Radar for bioavailability of compounds (a) MK1 and (b) MK2. The pink area denotes the ideal range for each property: size: TPSA between 0.00 and 140 Å2 (based on the Veber rule), flexibility: no more than nine rotatable bonds, solubility: log S not higher than 6, lipophilicity: XLOGP3 between −0.7 and +5.0, saturation: fraction of carbons in the sp3 hybridization not less than 0.25.

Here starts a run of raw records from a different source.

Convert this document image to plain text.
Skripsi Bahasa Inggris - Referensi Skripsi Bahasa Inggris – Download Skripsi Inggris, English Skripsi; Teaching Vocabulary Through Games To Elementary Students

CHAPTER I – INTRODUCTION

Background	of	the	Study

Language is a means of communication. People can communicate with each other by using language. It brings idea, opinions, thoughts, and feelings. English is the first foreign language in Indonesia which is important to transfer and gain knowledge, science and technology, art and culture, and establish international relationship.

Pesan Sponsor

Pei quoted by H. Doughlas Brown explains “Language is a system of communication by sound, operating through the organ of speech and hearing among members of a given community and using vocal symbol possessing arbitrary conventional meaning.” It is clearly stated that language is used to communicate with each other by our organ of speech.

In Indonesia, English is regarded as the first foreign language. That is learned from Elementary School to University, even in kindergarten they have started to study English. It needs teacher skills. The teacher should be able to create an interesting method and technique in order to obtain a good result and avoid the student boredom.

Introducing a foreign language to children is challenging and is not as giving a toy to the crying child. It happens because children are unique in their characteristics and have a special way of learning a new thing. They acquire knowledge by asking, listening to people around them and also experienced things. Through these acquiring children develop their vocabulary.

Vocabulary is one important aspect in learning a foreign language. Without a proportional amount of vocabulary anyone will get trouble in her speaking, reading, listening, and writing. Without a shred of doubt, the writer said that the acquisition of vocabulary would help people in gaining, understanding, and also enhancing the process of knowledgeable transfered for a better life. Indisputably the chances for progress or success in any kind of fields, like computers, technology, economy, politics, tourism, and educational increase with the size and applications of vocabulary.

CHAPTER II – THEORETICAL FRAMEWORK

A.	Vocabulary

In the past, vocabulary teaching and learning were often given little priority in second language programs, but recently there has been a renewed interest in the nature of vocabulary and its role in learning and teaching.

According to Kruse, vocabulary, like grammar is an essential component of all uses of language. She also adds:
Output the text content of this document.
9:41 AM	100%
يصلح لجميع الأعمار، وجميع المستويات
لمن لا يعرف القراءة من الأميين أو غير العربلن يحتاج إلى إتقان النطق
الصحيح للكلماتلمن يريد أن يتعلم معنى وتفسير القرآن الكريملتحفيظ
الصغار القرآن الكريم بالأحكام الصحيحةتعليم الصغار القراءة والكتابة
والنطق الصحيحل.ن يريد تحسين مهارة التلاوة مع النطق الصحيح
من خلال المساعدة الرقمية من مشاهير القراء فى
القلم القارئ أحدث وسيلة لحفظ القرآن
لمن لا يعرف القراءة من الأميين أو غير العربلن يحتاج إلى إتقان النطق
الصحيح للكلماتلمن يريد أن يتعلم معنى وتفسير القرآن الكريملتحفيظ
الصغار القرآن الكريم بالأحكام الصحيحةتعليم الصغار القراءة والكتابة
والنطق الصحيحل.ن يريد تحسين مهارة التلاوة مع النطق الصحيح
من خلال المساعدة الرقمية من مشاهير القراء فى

ADME and toxicity predictions of compounds MK1 and MK2
| Properties | MK1 | MK2 |
|---|---|---|
| Molecular weight (Da) | 211.26 | 225.29 |
| Number of rotatable bonds | 3 | 3 |
| Number of hydrogen bond donors | 0 | 0 |
| Number of hydrogen bond acceptors | 2 | 2 |
| TPSA (Å2) | 21.59 | 21.59 |
| Lipophilicity: XLOGP3 (log Po/w) | 2.79 | 3.56 |
| Lipophilicity: consensus (log Po/w) | 3.15 | 3.58 |
| Gastrointestinal absorption | High | High |
| Water solubility (log S) (calculated with the ESOL model) | −3.26 | −3.80 |
| BBB permeation | Yes | Yes |
| Lipinski’s rules (violations) | 0 | 0 |
| Clinical toxicity | No | No |
| Predicted median lethal dose (LD50) (mg/kg) | 500 | 500 |
| Max. tolerated dose in humans (Log mg/kg/day) | 0.799 | 0.761 |
| hERG I inhibitor | No | No |
| hERG II inhibitor | No | No |
| Carcinogenicity | No | No |
| Cardiotoxicity | No | No |
| Hepatotoxicity | No | No |
| Nephrotoxicity | No | No |
| Nutritional toxicity | No | No |
| Respiratory toxicity | No | No |
| Skin sensitization | Yes | Yes |
According to the study findings, the chemical compounds MK1 and MK2 significantly reduce blood glucose levels, improve body weight, and restore normal lipid profiles in STZ-induced diabetic rats. For instance, MK2 showed significant antihyperlipidemic advantages in addition to strong glucose-lowering effects that were almost on the scale with the standard drug glibenclamide. MK2 demonstrated a total glucose reduction of 343.1 mg/dL, especially at 50 mg/kg, which was almost identical to the reduction of 348.81 mg/dL seen with the standard drug glibenclamide. Additionally, the compound improved diabetes-induced body weight loss; groups treated with MK2 showed the strongest recovery. The compounds exhibited a significant decrease in HbA1c levels, suggesting their potential for long-term diabetes control. In silico analysis confirmed the binding of MK1 and MK2 with α-glucosidase enzyme, showcasing its antidiabetic mechanism at molecular levels. The in silico studies also predicted that the resulting compounds possess no potential risk of cardiac toxicity. These results imply that MK1 and MK2 may be good options for the development of novel antidiabetic medications. Accordingly, MK-2 might be made available for in vivo evaluation in multiple animal models in order to extend and validate its potential use as a diabetic drug for humans in the near future.